At the time I was introduced to munmuní I was working my first real teaching job at a residential high school in the California Sierra.  Without thinking of the inevitable consequences, I enthusiastically shared all my recently acquired herb lore with my students.  “Hey kids, this plant will give you wild dreams!  You can put some under your pillow, or make a tea of it, or smoke it…”  To their credit, the students who took an interest were thorough about it, cultivating a wild patch of the plant and gathering it in what seemed to me a good way.  When the first harvest was cured, I learned about it in a staff meeting called at the frantic insistence of a school employee concerned about the clouds of pungent smoke rolling out of the windows of the boy’s dorm.  It was a good exercise in improvisation for me, talking down a room full of puritan religious educators and explaining that this close relative of Artemisia absinthium, the Green Fairy absinthe herself, had no psychotropic effects to speak of, no, none whatsoever, perish the thought!  As it happened, I had another purpose beyond saving my own hide in convincing my colleagues of the weed’s innocuousness.  One of the boys had been working to kick a fierce Cannabis habit, and the cold turkey atmosphere of the school had been weighing on his ability to concentrate on anything else.  The munmuním sawi helped to reduce the cravings, and eventually to dispel them altogether.  Until that treatment ran its course, I cautioned my students to take this as a lesson in discretion and in the uproar that certain plants may cause among innocent grown-ups.

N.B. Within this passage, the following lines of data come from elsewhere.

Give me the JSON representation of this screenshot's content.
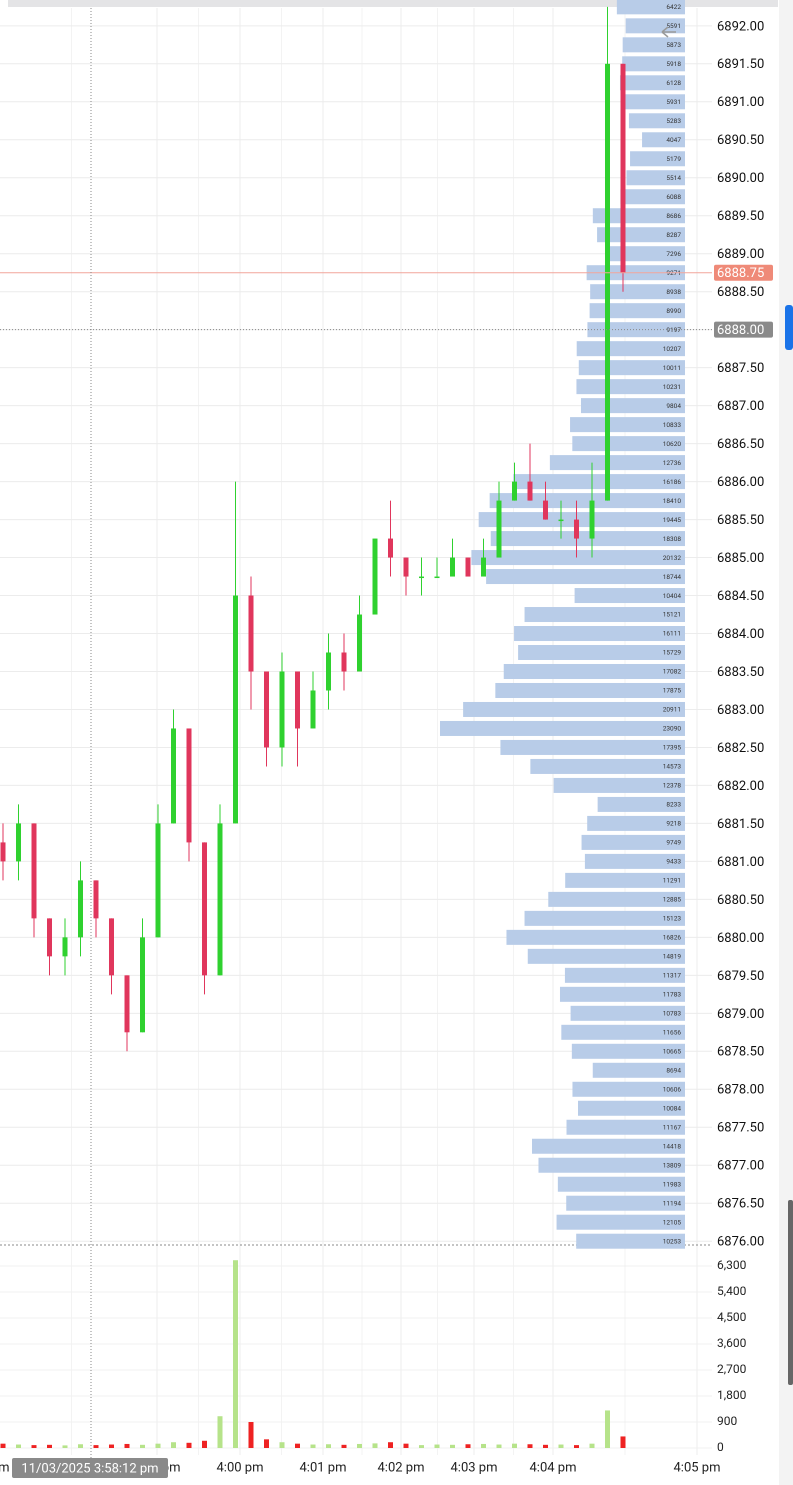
{
  "chart_data": {
    "type": "candlestick",
    "ylim": [
      6875.95,
      6892.34
    ],
    "yticks": [
      {
        "value": 6876.0,
        "label": "6876.00"
      },
      {
        "value": 6876.5,
        "label": "6876.50"
      },
      {
        "value": 6877.0,
        "label": "6877.00"
      },
      {
        "value": 6877.5,
        "label": "6877.50"
      },
      {
        "value": 6878.0,
        "label": "6878.00"
      },
      {
        "value": 6878.5,
        "label": "6878.50"
      },
      {
        "value": 6879.0,
        "label": "6879.00"
      },
      {
        "value": 6879.5,
        "label": "6879.50"
      },
      {
        "value": 6880.0,
        "label": "6880.00"
      },
      {
        "value": 6880.5,
        "label": "6880.50"
      },
      {
        "value": 6881.0,
        "label": "6881.00"
      },
      {
        "value": 6881.5,
        "label": "6881.50"
      },
      {
        "value": 6882.0,
        "label": "6882.00"
      },
      {
        "value": 6882.5,
        "label": "6882.50"
      },
      {
        "value": 6883.0,
        "label": "6883.00"
      },
      {
        "value": 6883.5,
        "label": "6883.50"
      },
      {
        "value": 6884.0,
        "label": "6884.00"
      },
      {
        "value": 6884.5,
        "label": "6884.50"
      },
      {
        "value": 6885.0,
        "label": "6885.00"
      },
      {
        "value": 6885.5,
        "label": "6885.50"
      },
      {
        "value": 6886.0,
        "label": "6886.00"
      },
      {
        "value": 6886.5,
        "label": "6886.50"
      },
      {
        "value": 6887.0,
        "label": "6887.00"
      },
      {
        "value": 6887.5,
        "label": "6887.50"
      },
      {
        "value": 6888.0,
        "label": "6888.00"
      },
      {
        "value": 6888.5,
        "label": "6888.50"
      },
      {
        "value": 6889.0,
        "label": "6889.00"
      },
      {
        "value": 6889.5,
        "label": "6889.50"
      },
      {
        "value": 6890.0,
        "label": "6890.00"
      },
      {
        "value": 6890.5,
        "label": "6890.50"
      },
      {
        "value": 6891.0,
        "label": "6891.00"
      },
      {
        "value": 6891.5,
        "label": "6891.50"
      },
      {
        "value": 6892.0,
        "label": "6892.00"
      }
    ],
    "x_labels": [
      "3:58 pm",
      "3:59 pm",
      "4:00 pm",
      "4:01 pm",
      "4:02 pm",
      "4:03 pm",
      "4:04 pm",
      "4:05 pm"
    ],
    "up_color": "#2fd12f",
    "down_color": "#e0365c",
    "candles": {
      "open": [
        6881.25,
        6881.0,
        6881.5,
        6880.25,
        6879.75,
        6880.0,
        6880.75,
        6880.25,
        6879.5,
        6878.75,
        6880.0,
        6881.5,
        6882.75,
        6881.25,
        6879.5,
        6881.5,
        6884.5,
        6883.5,
        6882.5,
        6883.5,
        6882.75,
        6883.25,
        6883.75,
        6883.5,
        6884.25,
        6885.25,
        6885.0,
        6884.75,
        6884.75,
        6884.75,
        6885.0,
        6884.75,
        6885.0,
        6885.75,
        6886.0,
        6885.75,
        6885.5,
        6885.5,
        6885.25,
        6885.75,
        6891.5
      ],
      "high": [
        6881.5,
        6881.75,
        6881.5,
        6880.25,
        6880.25,
        6881.0,
        6880.75,
        6880.25,
        6879.5,
        6880.25,
        6881.75,
        6883.0,
        6882.75,
        6881.25,
        6881.75,
        6886.0,
        6884.75,
        6883.5,
        6883.75,
        6883.5,
        6883.5,
        6884.0,
        6884.0,
        6884.5,
        6885.25,
        6885.75,
        6885.0,
        6885.0,
        6885.0,
        6885.25,
        6885.0,
        6885.25,
        6886.0,
        6886.25,
        6886.5,
        6886.0,
        6885.75,
        6885.75,
        6886.25,
        6892.25,
        6891.5
      ],
      "low": [
        6880.75,
        6880.75,
        6880.0,
        6879.5,
        6879.5,
        6879.75,
        6880.0,
        6879.25,
        6878.5,
        6878.75,
        6880.0,
        6881.5,
        6881.0,
        6879.25,
        6879.5,
        6881.5,
        6883.0,
        6882.25,
        6882.25,
        6882.25,
        6882.75,
        6883.0,
        6883.25,
        6883.5,
        6884.25,
        6884.75,
        6884.5,
        6884.5,
        6884.75,
        6884.75,
        6884.75,
        6884.75,
        6885.0,
        6885.75,
        6885.75,
        6885.5,
        6885.25,
        6885.0,
        6885.0,
        6885.75,
        6888.5
      ],
      "close": [
        6881.0,
        6881.5,
        6880.25,
        6879.75,
        6880.0,
        6880.75,
        6880.25,
        6879.5,
        6878.75,
        6880.0,
        6881.5,
        6882.75,
        6881.25,
        6879.5,
        6881.5,
        6884.5,
        6883.5,
        6882.5,
        6883.5,
        6882.75,
        6883.25,
        6883.75,
        6883.5,
        6884.25,
        6885.25,
        6885.0,
        6884.75,
        6884.75,
        6884.75,
        6885.0,
        6884.75,
        6885.0,
        6885.75,
        6886.0,
        6885.75,
        6885.5,
        6885.5,
        6885.25,
        6885.75,
        6891.5,
        6888.75
      ]
    },
    "volume": {
      "ylim": [
        0,
        6300
      ],
      "yticks": [
        0,
        900,
        {
          "value": 1800,
          "label": "1,800"
        },
        {
          "value": 2700,
          "label": "2,700"
        },
        {
          "value": 3600,
          "label": "3,600"
        },
        {
          "value": 4500,
          "label": "4,500"
        },
        {
          "value": 5400,
          "label": "5,400"
        },
        {
          "value": 6300,
          "label": "6,300"
        }
      ],
      "up_color": "#b6e38a",
      "down_color": "#ee2222",
      "values": [
        150,
        120,
        100,
        110,
        90,
        130,
        100,
        120,
        140,
        110,
        150,
        200,
        180,
        250,
        1100,
        6500,
        900,
        300,
        200,
        150,
        120,
        130,
        110,
        140,
        160,
        200,
        150,
        100,
        120,
        110,
        130,
        140,
        120,
        150,
        130,
        110,
        120,
        100,
        150,
        1300,
        400
      ]
    },
    "profile": {
      "color": "#b8cce8",
      "prices": [
        6892.25,
        6892.0,
        6891.75,
        6891.5,
        6891.25,
        6891.0,
        6890.75,
        6890.5,
        6890.25,
        6890.0,
        6889.75,
        6889.5,
        6889.25,
        6889.0,
        6888.75,
        6888.5,
        6888.25,
        6888.0,
        6887.75,
        6887.5,
        6887.25,
        6887.0,
        6886.75,
        6886.5,
        6886.25,
        6886.0,
        6885.75,
        6885.5,
        6885.25,
        6885.0,
        6884.75,
        6884.5,
        6884.25,
        6884.0,
        6883.75,
        6883.5,
        6883.25,
        6883.0,
        6882.75,
        6882.5,
        6882.25,
        6882.0,
        6881.75,
        6881.5,
        6881.25,
        6881.0,
        6880.75,
        6880.5,
        6880.25,
        6880.0,
        6879.75,
        6879.5,
        6879.25,
        6879.0,
        6878.75,
        6878.5,
        6878.25,
        6878.0,
        6877.75,
        6877.5,
        6877.25,
        6877.0,
        6876.75,
        6876.5,
        6876.25,
        6876.0
      ],
      "values": [
        6422,
        5591,
        5873,
        5918,
        6128,
        5931,
        5283,
        4047,
        5179,
        5514,
        6088,
        8686,
        8287,
        7296,
        9271,
        8938,
        8990,
        9197,
        10207,
        10011,
        10231,
        9804,
        10833,
        10620,
        12736,
        16186,
        18410,
        19445,
        18308,
        20132,
        18744,
        10404,
        15121,
        16111,
        15729,
        17082,
        17875,
        20911,
        23090,
        17395,
        14573,
        12378,
        8233,
        9218,
        9749,
        9433,
        11291,
        12885,
        15123,
        16826,
        14819,
        11317,
        11783,
        10783,
        11656,
        10665,
        8694,
        10606,
        10084,
        11167,
        14418,
        13809,
        11983,
        11194,
        12105,
        10253
      ]
    },
    "last_price": 6888.75,
    "crosshair": {
      "price": {
        "value": 6888.0,
        "label": "6888.00"
      },
      "time": "11/03/2025 3:58:12 pm"
    }
  }
}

In my home in the Blue Ridge Mountains, the year’s final mugwort harvest approaches.  The leaves are strongest before the plant goes to flower, but there is a quality to the insect-bit, half-dried leavings at the end of the season that cannot be matched.  I maintain a wormwood, trading the stunting effect it has on the surrounding vegetation for its deterrence of Japanese beetles from that part of the garden.  My efforts to transplant munmuní to this side of the continent met with failure some years ago.  Likewise my attempts to grow sagebrush, though a farmer friend two hollows down had some success with it.  If she is able to maintain that population of A. tridentatum a little longer, it may prove a useful refuge for the species.  Soils and weathers are changing in the West, and the time of the rain-fresh fields of aromatic grey-green foliage may be drawing to a close.  Fire comes, and cheatgrass comes after.  About that there is much more to be said.


[1] “When the munmuním is full-grown, we will celebrate.”

[2] Sawim can refer to any herbaceous plant with abundant greens, and more often to the greens themselves.  The suffix –m or –im may be left on, sometimes to clarify a plural, or casually left off.  Handom munmuním sawim ukoidom kasi, ‘I am going to gather munmuní greens,’ is more likely to be spoken, “Munmuní handom ukoikas’.”  This should help make sense of the different forms I use in the text.